2010/12/10 Giftpflanze m.p.roppelt@web.de
Gahhh, this list. Nobody suggested just using Python's Twisted?[1] So much easier than trying to write your own script in Python using sockets and manual pongs and all that jazz.
I'm going to drag as deep as I can into http://krondo.com/?p=1209. Thanks for suggestion. This will help me into the second step: and now that I have my clean parsed #irc message... how can I use it for my tasks, sometimes simple, sometimes far from simple, while listening for other messages? I'd try a DIY (do it yourself) way... but I guess that it's not so an exotic problem, nad that's much better to study a little bit.
Here’s my RE that parses the RC IRC message in all aspects I know of:
The first line splits the server line into the actual IRC message and the channel (i.e. wiki) it is coming from. The sending nick is ignored since noone is allowed to talk at all and because it may change.
The second splits the message into its 6 constituent parts. That works for every single line at the moment (sometimes a detail changes and we are left with a mess), be it even a log entry and not an ordinary edit, because the surrounding markup is present at every line. Sometimes the message is too long for the IRC format (which allows for 512 bytes including the final \r\n), so beware of cut off lines.
The REs are in the re_syntax(n) Tcl-style format (since this is taken from my MediaWiki Tcl Library [~gifti/bot/irc.tcl]) but can easily be adopted to other languages I assume. I use \003 and \002 instead of direct ASCII for better readability and transportability.
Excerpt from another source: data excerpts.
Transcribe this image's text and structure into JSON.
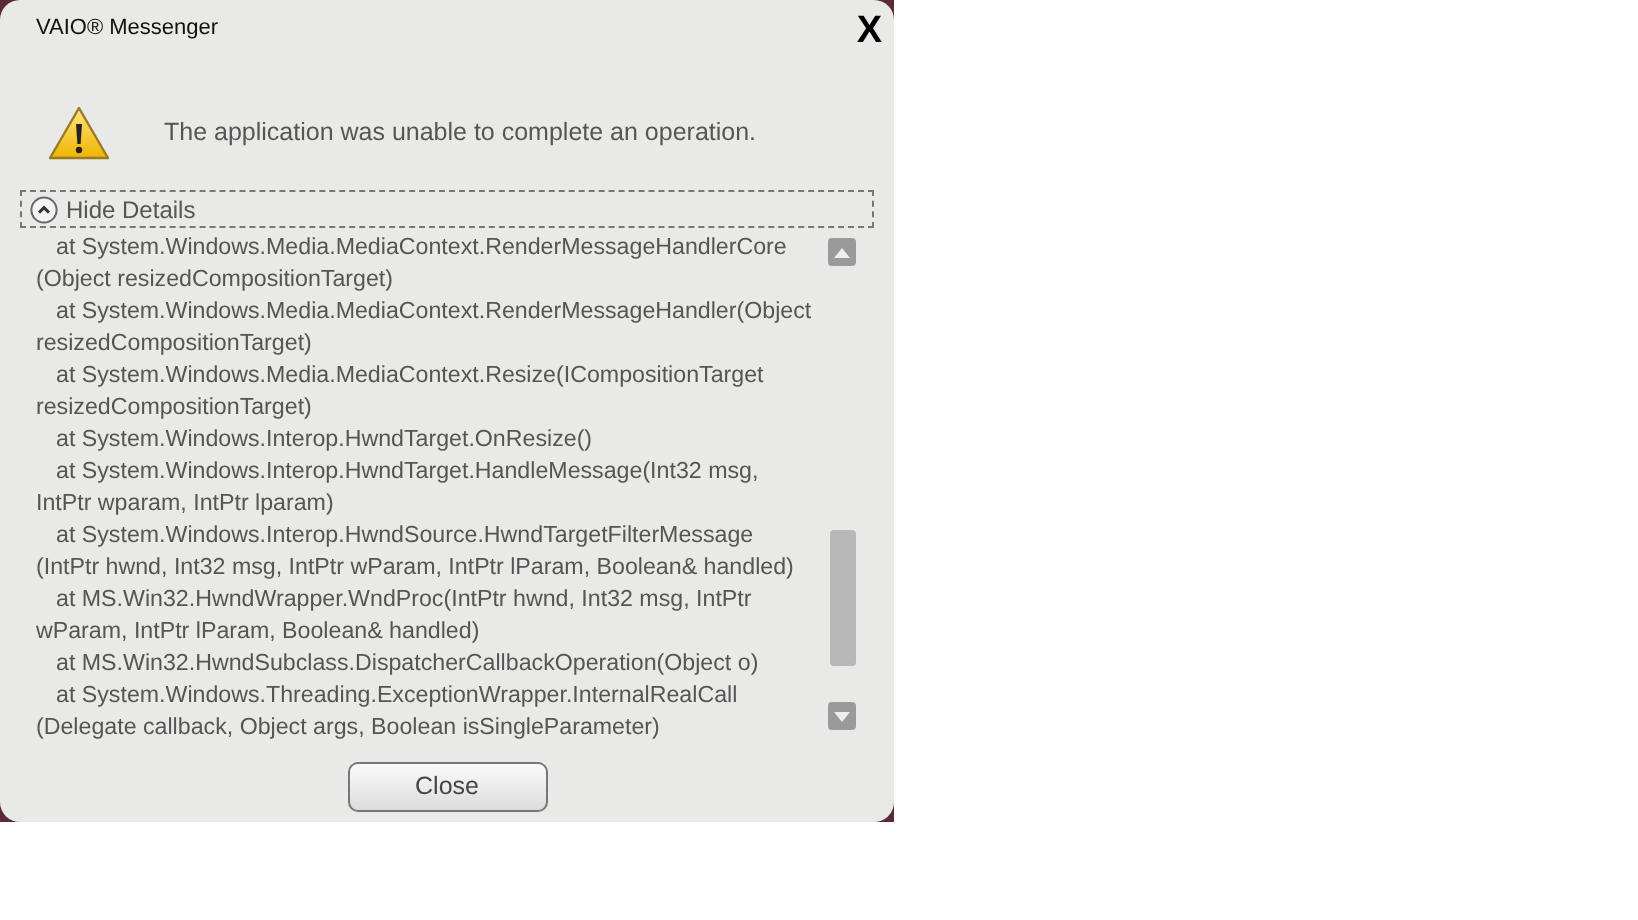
{
  "window": {
    "title": "VAIO® Messenger",
    "close_label": "X"
  },
  "message": "The application was unable to complete an operation.",
  "details_toggle": {
    "label": "Hide Details",
    "expanded": true
  },
  "details_lines": [
    {
      "kind": "frame",
      "text": "at System.Windows.Media.MediaContext.RenderMessageHandlerCore"
    },
    {
      "kind": "wrap",
      "text": "(Object resizedCompositionTarget)"
    },
    {
      "kind": "frame",
      "text": "at System.Windows.Media.MediaContext.RenderMessageHandler(Object"
    },
    {
      "kind": "wrap",
      "text": "resizedCompositionTarget)"
    },
    {
      "kind": "frame",
      "text": "at System.Windows.Media.MediaContext.Resize(ICompositionTarget"
    },
    {
      "kind": "wrap",
      "text": "resizedCompositionTarget)"
    },
    {
      "kind": "frame",
      "text": "at System.Windows.Interop.HwndTarget.OnResize()"
    },
    {
      "kind": "frame",
      "text": "at System.Windows.Interop.HwndTarget.HandleMessage(Int32 msg,"
    },
    {
      "kind": "wrap",
      "text": "IntPtr wparam, IntPtr lparam)"
    },
    {
      "kind": "frame",
      "text": "at System.Windows.Interop.HwndSource.HwndTargetFilterMessage"
    },
    {
      "kind": "wrap",
      "text": "(IntPtr hwnd, Int32 msg, IntPtr wParam, IntPtr lParam, Boolean& handled)"
    },
    {
      "kind": "frame",
      "text": "at MS.Win32.HwndWrapper.WndProc(IntPtr hwnd, Int32 msg, IntPtr"
    },
    {
      "kind": "wrap",
      "text": "wParam, IntPtr lParam, Boolean& handled)"
    },
    {
      "kind": "frame",
      "text": "at MS.Win32.HwndSubclass.DispatcherCallbackOperation(Object o)"
    },
    {
      "kind": "frame",
      "text": "at System.Windows.Threading.ExceptionWrapper.InternalRealCall"
    },
    {
      "kind": "wrap",
      "text": "(Delegate callback, Object args, Boolean isSingleParameter)"
    }
  ],
  "buttons": [
    "Close"
  ]
}
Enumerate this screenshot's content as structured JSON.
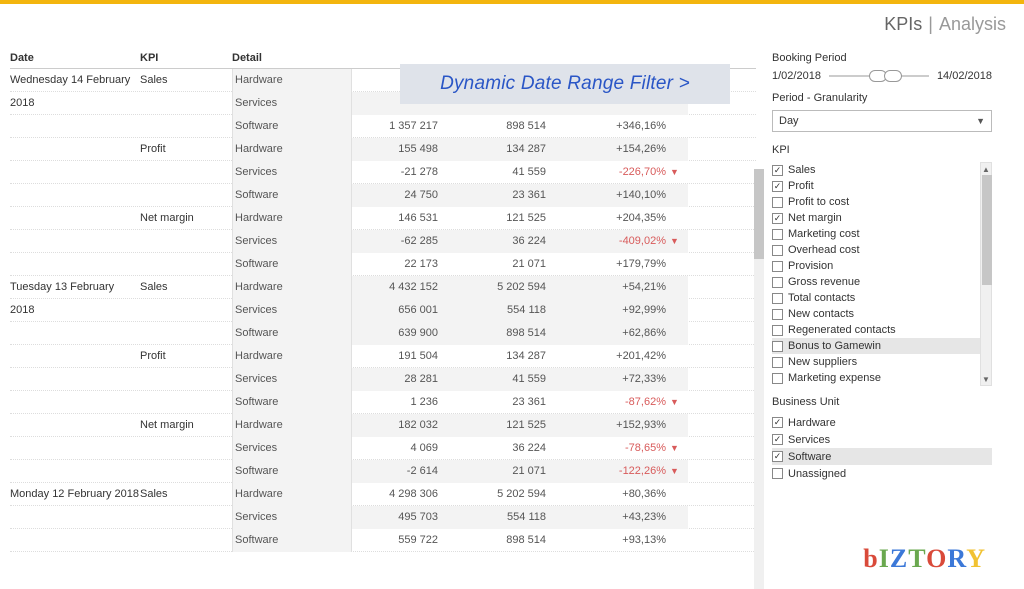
{
  "header": {
    "kpis": "KPIs",
    "sep": "|",
    "analysis": "Analysis"
  },
  "callout": "Dynamic Date Range Filter >",
  "columns": {
    "date": "Date",
    "kpi": "KPI",
    "detail": "Detail"
  },
  "rows": [
    {
      "date": "Wednesday 14 February 2018",
      "kpi": "Sales",
      "detail": "Hardware",
      "v1": "",
      "v2": "",
      "chg": "",
      "arrow": "",
      "neg": false,
      "shade": false
    },
    {
      "date": "",
      "kpi": "",
      "detail": "Services",
      "v1": "",
      "v2": "",
      "chg": "",
      "arrow": "",
      "neg": false,
      "shade": true
    },
    {
      "date": "",
      "kpi": "",
      "detail": "Software",
      "v1": "1 357 217",
      "v2": "898 514",
      "chg": "+346,16%",
      "arrow": "",
      "neg": false,
      "shade": false
    },
    {
      "date": "",
      "kpi": "Profit",
      "detail": "Hardware",
      "v1": "155 498",
      "v2": "134 287",
      "chg": "+154,26%",
      "arrow": "",
      "neg": false,
      "shade": true
    },
    {
      "date": "",
      "kpi": "",
      "detail": "Services",
      "v1": "-21 278",
      "v2": "41 559",
      "chg": "-226,70%",
      "arrow": "▼",
      "neg": true,
      "shade": false
    },
    {
      "date": "",
      "kpi": "",
      "detail": "Software",
      "v1": "24 750",
      "v2": "23 361",
      "chg": "+140,10%",
      "arrow": "",
      "neg": false,
      "shade": true
    },
    {
      "date": "",
      "kpi": "Net margin",
      "detail": "Hardware",
      "v1": "146 531",
      "v2": "121 525",
      "chg": "+204,35%",
      "arrow": "",
      "neg": false,
      "shade": false
    },
    {
      "date": "",
      "kpi": "",
      "detail": "Services",
      "v1": "-62 285",
      "v2": "36 224",
      "chg": "-409,02%",
      "arrow": "▼",
      "neg": true,
      "shade": true
    },
    {
      "date": "",
      "kpi": "",
      "detail": "Software",
      "v1": "22 173",
      "v2": "21 071",
      "chg": "+179,79%",
      "arrow": "",
      "neg": false,
      "shade": false
    },
    {
      "date": "Tuesday 13 February 2018",
      "kpi": "Sales",
      "detail": "Hardware",
      "v1": "4 432 152",
      "v2": "5 202 594",
      "chg": "+54,21%",
      "arrow": "",
      "neg": false,
      "shade": true
    },
    {
      "date": "",
      "kpi": "",
      "detail": "Services",
      "v1": "656 001",
      "v2": "554 118",
      "chg": "+92,99%",
      "arrow": "",
      "neg": false,
      "shade": false
    },
    {
      "date": "",
      "kpi": "",
      "detail": "Software",
      "v1": "639 900",
      "v2": "898 514",
      "chg": "+62,86%",
      "arrow": "",
      "neg": false,
      "shade": true
    },
    {
      "date": "",
      "kpi": "Profit",
      "detail": "Hardware",
      "v1": "191 504",
      "v2": "134 287",
      "chg": "+201,42%",
      "arrow": "",
      "neg": false,
      "shade": false
    },
    {
      "date": "",
      "kpi": "",
      "detail": "Services",
      "v1": "28 281",
      "v2": "41 559",
      "chg": "+72,33%",
      "arrow": "",
      "neg": false,
      "shade": true
    },
    {
      "date": "",
      "kpi": "",
      "detail": "Software",
      "v1": "1 236",
      "v2": "23 361",
      "chg": "-87,62%",
      "arrow": "▼",
      "neg": true,
      "shade": false
    },
    {
      "date": "",
      "kpi": "Net margin",
      "detail": "Hardware",
      "v1": "182 032",
      "v2": "121 525",
      "chg": "+152,93%",
      "arrow": "",
      "neg": false,
      "shade": true
    },
    {
      "date": "",
      "kpi": "",
      "detail": "Services",
      "v1": "4 069",
      "v2": "36 224",
      "chg": "-78,65%",
      "arrow": "▼",
      "neg": true,
      "shade": false
    },
    {
      "date": "",
      "kpi": "",
      "detail": "Software",
      "v1": "-2 614",
      "v2": "21 071",
      "chg": "-122,26%",
      "arrow": "▼",
      "neg": true,
      "shade": true
    },
    {
      "date": "Monday 12 February 2018",
      "kpi": "Sales",
      "detail": "Hardware",
      "v1": "4 298 306",
      "v2": "5 202 594",
      "chg": "+80,36%",
      "arrow": "",
      "neg": false,
      "shade": false
    },
    {
      "date": "",
      "kpi": "",
      "detail": "Services",
      "v1": "495 703",
      "v2": "554 118",
      "chg": "+43,23%",
      "arrow": "",
      "neg": false,
      "shade": true
    },
    {
      "date": "",
      "kpi": "",
      "detail": "Software",
      "v1": "559 722",
      "v2": "898 514",
      "chg": "+93,13%",
      "arrow": "",
      "neg": false,
      "shade": false
    }
  ],
  "side": {
    "booking_label": "Booking Period",
    "booking_start": "1/02/2018",
    "booking_end": "14/02/2018",
    "gran_label": "Period - Granularity",
    "gran_value": "Day",
    "kpi_label": "KPI",
    "kpi_items": [
      {
        "label": "Sales",
        "checked": true,
        "hl": false
      },
      {
        "label": "Profit",
        "checked": true,
        "hl": false
      },
      {
        "label": "Profit to cost",
        "checked": false,
        "hl": false
      },
      {
        "label": "Net margin",
        "checked": true,
        "hl": false
      },
      {
        "label": "Marketing cost",
        "checked": false,
        "hl": false
      },
      {
        "label": "Overhead cost",
        "checked": false,
        "hl": false
      },
      {
        "label": "Provision",
        "checked": false,
        "hl": false
      },
      {
        "label": "Gross revenue",
        "checked": false,
        "hl": false
      },
      {
        "label": "Total contacts",
        "checked": false,
        "hl": false
      },
      {
        "label": "New contacts",
        "checked": false,
        "hl": false
      },
      {
        "label": "Regenerated contacts",
        "checked": false,
        "hl": false
      },
      {
        "label": "Bonus to Gamewin",
        "checked": false,
        "hl": true
      },
      {
        "label": "New suppliers",
        "checked": false,
        "hl": false
      },
      {
        "label": "Marketing expense",
        "checked": false,
        "hl": false
      }
    ],
    "bu_label": "Business Unit",
    "bu_items": [
      {
        "label": "Hardware",
        "checked": true,
        "hl": false
      },
      {
        "label": "Services",
        "checked": true,
        "hl": false
      },
      {
        "label": "Software",
        "checked": true,
        "hl": true
      },
      {
        "label": "Unassigned",
        "checked": false,
        "hl": false
      }
    ]
  },
  "logo": {
    "b": "b",
    "i": "I",
    "z": "Z",
    "t": "T",
    "o": "O",
    "r": "R",
    "y": "Y"
  }
}
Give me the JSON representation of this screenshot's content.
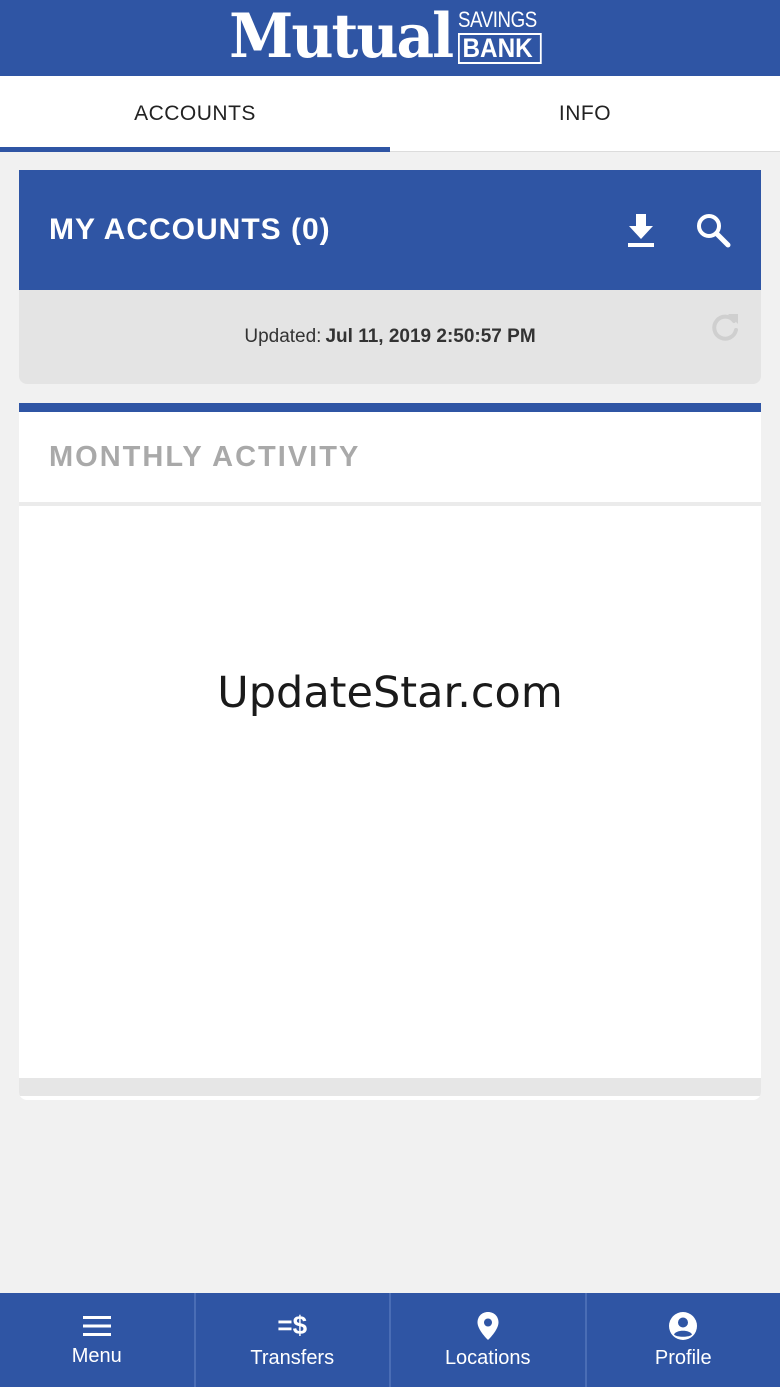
{
  "brand": {
    "name_main": "Mutual",
    "name_top": "SAVINGS",
    "name_bottom": "BANK"
  },
  "tabs": [
    {
      "label": "ACCOUNTS",
      "active": true
    },
    {
      "label": "INFO",
      "active": false
    }
  ],
  "accounts": {
    "title": "MY ACCOUNTS (0)",
    "updated_label": "Updated:",
    "updated_value": "Jul 11, 2019 2:50:57 PM",
    "icons": [
      "download-icon",
      "search-icon",
      "refresh-icon"
    ]
  },
  "activity": {
    "title": "MONTHLY ACTIVITY",
    "watermark": "UpdateStar.com"
  },
  "bottom_nav": [
    {
      "label": "Menu",
      "icon": "menu-icon"
    },
    {
      "label": "Transfers",
      "icon": "transfers-icon"
    },
    {
      "label": "Locations",
      "icon": "location-pin-icon"
    },
    {
      "label": "Profile",
      "icon": "profile-icon"
    }
  ],
  "colors": {
    "primary": "#2f55a4",
    "background": "#f1f1f1",
    "muted_text": "#a9a9a9"
  }
}
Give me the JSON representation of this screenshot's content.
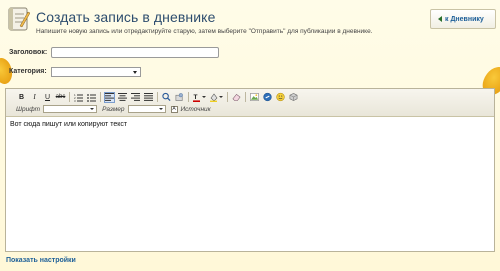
{
  "header": {
    "title": "Создать запись в дневнике",
    "subtitle": "Напишите новую запись или отредактируйте старую, затем выберите \"Отправить\" для публикации в дневнике.",
    "back_button": "к Дневнику",
    "icon": "diary-notebook-icon"
  },
  "form": {
    "subject_label": "Заголовок:",
    "subject_value": "",
    "category_label": "Категория:",
    "category_selected": ""
  },
  "toolbar": {
    "bold": "B",
    "italic": "I",
    "underline": "U",
    "strike": "abc",
    "font_label": "Шрифт",
    "font_value": "",
    "size_label": "Размер",
    "size_value": "",
    "source_label": "Источник",
    "source_box": "A",
    "buttons": [
      "bold",
      "italic",
      "underline",
      "strikethrough",
      "numbered-list",
      "bullet-list",
      "align-left",
      "align-center",
      "align-right",
      "justify",
      "spellcheck",
      "image-upload",
      "text-color",
      "background-color",
      "eraser",
      "insert-image",
      "insert-link",
      "emoticon",
      "special"
    ]
  },
  "editor": {
    "content": "Вот сюда пишут или копируют текст"
  },
  "footer": {
    "show_settings": "Показать настройки"
  },
  "colors": {
    "background": "#fffbe6",
    "title": "#2d4d6e",
    "link": "#1d5f98",
    "leaf": "#e9a315"
  }
}
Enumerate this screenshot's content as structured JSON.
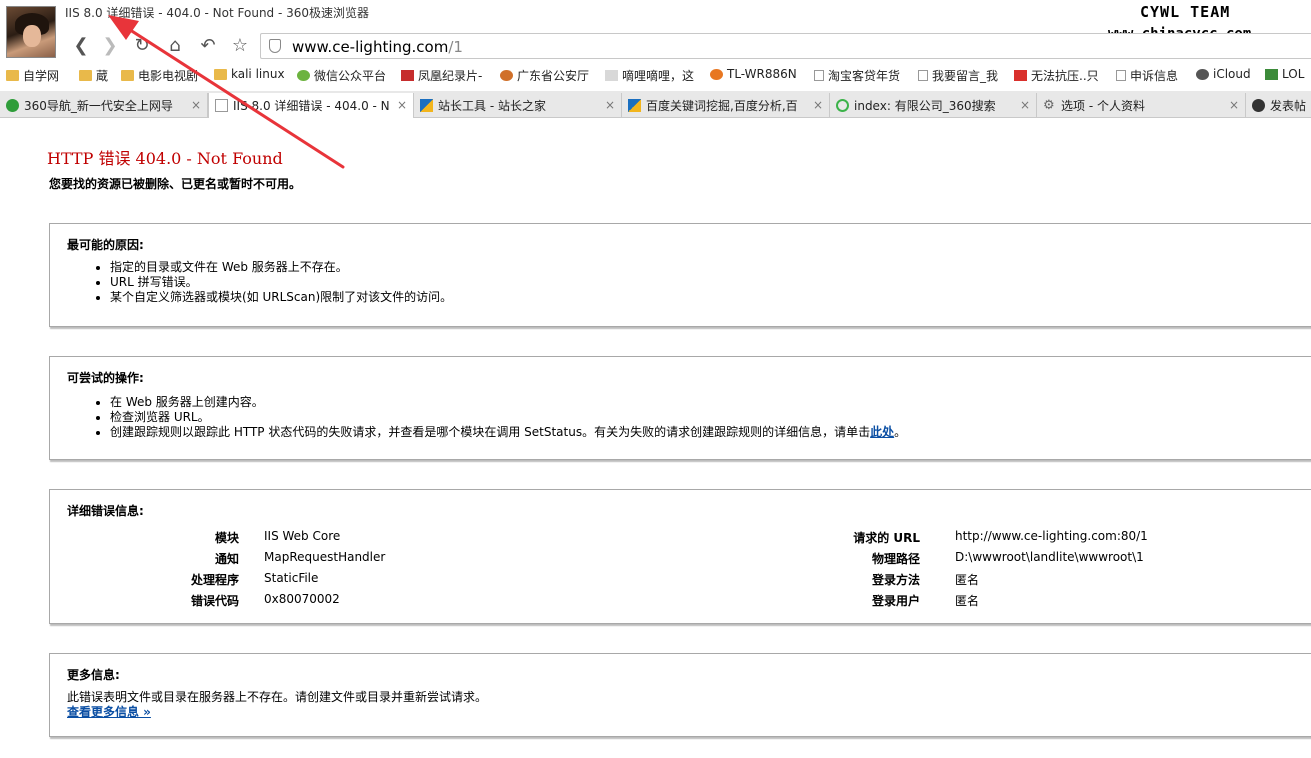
{
  "window": {
    "title": "IIS 8.0 详细错误 - 404.0 - Not Found - 360极速浏览器"
  },
  "watermark": {
    "line1": "CYWL TEAM",
    "line2": "www.chinacycc.com"
  },
  "nav": {
    "back_icon": "back-arrow-icon",
    "forward_icon": "forward-arrow-icon",
    "refresh_icon": "refresh-icon",
    "home_icon": "home-icon",
    "undo_icon": "undo-icon",
    "star_icon": "star-icon",
    "url_host": "www.ce-lighting.com",
    "url_path": "/1"
  },
  "bookmarks": [
    {
      "label": "自学网",
      "icon": "folder-icon"
    },
    {
      "label": "蔵",
      "icon": "folder-icon"
    },
    {
      "label": "电影电视剧",
      "icon": "folder-icon"
    },
    {
      "label": "kali linux",
      "icon": "folder-icon"
    },
    {
      "label": "微信公众平台",
      "icon": "wechat-icon"
    },
    {
      "label": "凤凰纪录片-",
      "icon": "ifeng-icon"
    },
    {
      "label": "广东省公安厅",
      "icon": "police-icon"
    },
    {
      "label": "嘀哩嘀哩，这",
      "icon": "face-icon"
    },
    {
      "label": "TL-WR886N",
      "icon": "router-icon"
    },
    {
      "label": "淘宝客贷年货",
      "icon": "page-icon"
    },
    {
      "label": "我要留言_我",
      "icon": "page-icon"
    },
    {
      "label": "无法抗压..只",
      "icon": "red-icon"
    },
    {
      "label": "申诉信息",
      "icon": "page-icon"
    },
    {
      "label": "iCloud",
      "icon": "apple-icon"
    },
    {
      "label": "LOL",
      "icon": "lol-icon"
    }
  ],
  "tabs": [
    {
      "label": "360导航_新一代安全上网导",
      "active": false
    },
    {
      "label": "IIS 8.0 详细错误 - 404.0 - N",
      "active": true
    },
    {
      "label": "站长工具 - 站长之家",
      "active": false
    },
    {
      "label": "百度关键词挖掘,百度分析,百",
      "active": false
    },
    {
      "label": "index: 有限公司_360搜索",
      "active": false
    },
    {
      "label": "选项 - 个人资料",
      "active": false
    },
    {
      "label": "发表帖",
      "active": false
    }
  ],
  "tab_close": "×",
  "page": {
    "error_title": "HTTP 错误 404.0 - Not Found",
    "error_subtitle": "您要找的资源已被删除、已更名或暂时不可用。",
    "causes": {
      "heading": "最可能的原因:",
      "items": [
        "指定的目录或文件在 Web 服务器上不存在。",
        "URL 拼写错误。",
        "某个自定义筛选器或模块(如 URLScan)限制了对该文件的访问。"
      ]
    },
    "actions": {
      "heading": "可尝试的操作:",
      "item1": "在 Web 服务器上创建内容。",
      "item2": "检查浏览器 URL。",
      "item3_pre": "创建跟踪规则以跟踪此 HTTP 状态代码的失败请求，并查看是哪个模块在调用 SetStatus。有关为失败的请求创建跟踪规则的详细信息，请单击",
      "item3_link": "此处",
      "item3_post": "。"
    },
    "details": {
      "heading": "详细错误信息:",
      "left": [
        {
          "key": "模块",
          "value": "IIS Web Core"
        },
        {
          "key": "通知",
          "value": "MapRequestHandler"
        },
        {
          "key": "处理程序",
          "value": "StaticFile"
        },
        {
          "key": "错误代码",
          "value": "0x80070002"
        }
      ],
      "right": [
        {
          "key": "请求的 URL",
          "value": "http://www.ce-lighting.com:80/1"
        },
        {
          "key": "物理路径",
          "value": "D:\\wwwroot\\landlite\\wwwroot\\1"
        },
        {
          "key": "登录方法",
          "value": "匿名"
        },
        {
          "key": "登录用户",
          "value": "匿名"
        }
      ]
    },
    "more": {
      "heading": "更多信息:",
      "text": "此错误表明文件或目录在服务器上不存在。请创建文件或目录并重新尝试请求。",
      "link": "查看更多信息 »"
    }
  },
  "colors": {
    "error_red": "#c00000",
    "link_blue": "#0a4ea3",
    "annotation_arrow": "#e8343a"
  }
}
Consider that the color codes are sometimes with leading zeros, sometimes not.
regexp {:[^ ]+ PRIVMSG #([^ ]+) :(.*?)} $line -> channel message
regexp {\00314[[\00307(.*)\00314]]\0034 (.*)\00310 \00302(.*)\003 \0035*\003 \00303(.*)\003 \0035*\003 (*\002*+*([^)]*)\002*)* \00310(.*?)\003*} $message -> title action url user bytes comment
VERY interesting, thank you!
Alex